12Les plus grands esprits eux aussi éprouvent, le moment venu, l’écart qui les éloigne de ce qu’ils convoitent.

13La réflexion aurait pu s’arrêter là, sur ce constat montrant les efforts vains du créateur, mais Vigny, tout en se maintenant dans la réalité et tout en distinguant le « fort » du « faible » (v. 91, GF, p. 227), pointe leur carence commune, à savoir l’inadaptation de l’homme à son désir, lequel est métonymique et donc sans point d’arrivée assuré, alors que la voix au fond de nous constamment lance et relance le voyage vers l’infini.

14Un vers formulaire clôt cette sous-partie, nettement détaché par un tiret et comme à inscrire en lettres d’or : « — Tout homme a vu le mur qui borne son esprit » (v. 108, GF, p. 228), phrase où les signifiants ur et or résonnent comme preuve intrinsèque supplémentaire. Vingt ans plus tard, superbe ironie, Victor Hugo verra le mur imaginaire sur lequel s’inscrira sa Légende des siècles.

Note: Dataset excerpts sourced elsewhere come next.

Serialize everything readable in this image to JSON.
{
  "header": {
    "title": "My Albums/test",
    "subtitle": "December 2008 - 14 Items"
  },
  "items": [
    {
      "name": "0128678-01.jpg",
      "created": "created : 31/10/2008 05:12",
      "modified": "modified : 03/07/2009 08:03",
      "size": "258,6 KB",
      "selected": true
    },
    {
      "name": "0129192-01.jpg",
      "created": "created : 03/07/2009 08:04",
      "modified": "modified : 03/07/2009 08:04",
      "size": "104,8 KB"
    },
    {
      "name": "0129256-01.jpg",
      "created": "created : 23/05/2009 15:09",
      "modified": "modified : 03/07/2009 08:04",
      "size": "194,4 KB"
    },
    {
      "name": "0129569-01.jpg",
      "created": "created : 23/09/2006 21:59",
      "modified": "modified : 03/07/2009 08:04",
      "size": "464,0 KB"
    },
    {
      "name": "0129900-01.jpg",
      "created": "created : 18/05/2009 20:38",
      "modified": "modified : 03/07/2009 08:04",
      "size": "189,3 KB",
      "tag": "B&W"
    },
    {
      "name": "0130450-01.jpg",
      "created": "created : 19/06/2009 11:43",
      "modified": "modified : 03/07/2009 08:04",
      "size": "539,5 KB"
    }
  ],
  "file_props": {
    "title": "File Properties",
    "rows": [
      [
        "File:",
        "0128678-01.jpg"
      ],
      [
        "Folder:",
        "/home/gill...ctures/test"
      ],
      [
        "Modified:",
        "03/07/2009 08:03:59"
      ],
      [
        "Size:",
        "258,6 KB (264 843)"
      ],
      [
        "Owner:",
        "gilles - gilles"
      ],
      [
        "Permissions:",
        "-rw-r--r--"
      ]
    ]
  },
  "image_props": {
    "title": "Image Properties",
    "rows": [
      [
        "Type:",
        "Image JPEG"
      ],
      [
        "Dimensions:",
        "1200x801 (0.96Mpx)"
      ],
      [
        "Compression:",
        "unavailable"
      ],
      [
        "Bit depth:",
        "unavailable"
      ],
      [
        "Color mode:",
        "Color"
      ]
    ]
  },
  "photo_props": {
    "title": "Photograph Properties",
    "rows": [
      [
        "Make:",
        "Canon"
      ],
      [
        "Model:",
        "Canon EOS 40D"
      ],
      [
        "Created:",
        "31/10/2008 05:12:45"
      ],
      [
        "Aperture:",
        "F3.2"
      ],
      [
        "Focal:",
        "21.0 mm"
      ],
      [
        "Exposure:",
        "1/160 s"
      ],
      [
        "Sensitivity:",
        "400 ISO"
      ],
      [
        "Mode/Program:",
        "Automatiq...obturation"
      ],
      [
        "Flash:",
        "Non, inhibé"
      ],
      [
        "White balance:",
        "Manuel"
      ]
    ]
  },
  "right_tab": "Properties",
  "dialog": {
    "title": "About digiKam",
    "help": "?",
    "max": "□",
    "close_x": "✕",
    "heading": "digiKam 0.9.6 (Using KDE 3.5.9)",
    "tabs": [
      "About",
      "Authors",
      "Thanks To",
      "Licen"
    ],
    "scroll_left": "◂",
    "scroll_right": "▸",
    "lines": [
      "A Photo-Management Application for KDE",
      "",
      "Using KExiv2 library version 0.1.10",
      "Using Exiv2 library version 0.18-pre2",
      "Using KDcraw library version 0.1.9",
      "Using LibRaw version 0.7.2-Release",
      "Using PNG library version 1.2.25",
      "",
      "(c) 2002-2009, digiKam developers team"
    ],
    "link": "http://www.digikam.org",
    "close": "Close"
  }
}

15« La Flûte », poème de pensée, choisit néanmoins de ne pas oublier ce que Mallarmé avec son acuité particulière nommera dans le « Cantique de Saint-Jean » d’Hérodiade « les anciens désaccords / Avec le corps ». Il s’interroge maintenant sur cette sorte d’instrument par lequel peut s’exprimer le génie de chacun. La référence est platonicienne et se prend du Phédon de Platon, philosophe dans lequel Vigny ne voit pas seulement l’auteur sectaire de la République chassant de la cité les poètes homériques. Il aborde là un vrai problème que dans une certaine mesure lui avait ouvert sa fréquentation de plusieurs poètes pensionnaires du docteur Blanche, dont il était l’ami (ainsi que du docteur Brierre de Boismont). Parmi eux Antony Deschamps, Nerval, et surtout Charles Lassailly, son protégé, l’excentrique auteur du roman frénétique Les Roueries de Trialph, notre contemporain avant son suicide. L’idéalisme philosophique de Vigny reconnaît donc l’obligatoire médium du corps — et le véritable phénomène de traduction qu’implique toute création (qu’elle soit mimésis ou production imaginative d’une intelligence). L’explication du symbole est alors exposée, les termes de la comparaison commentés, et soulignés, par un exceptionnel rejet : « La lèvre », le lieu même où le souffle propulse plus ou moins son intensité en voie d’être modulée (v. 118, GF, p. 228). Le propos devient une leçon, nullement simple, du reste, car on peut contester ou approuver certains de ses éléments puisque Vigny attribue à la lourdeur du bois les défauts du chant. En réalité, il s’agit ici de la force et de la qualité du souffle capable d’émouvoir le bois. Il faut comprendre alors que le bois de la flûte, le corps lui-même, ne s’émeut pas de façon fidèle à la conception initiale du joueur et qu’une déperdition est toujours possible, voire plus que probable.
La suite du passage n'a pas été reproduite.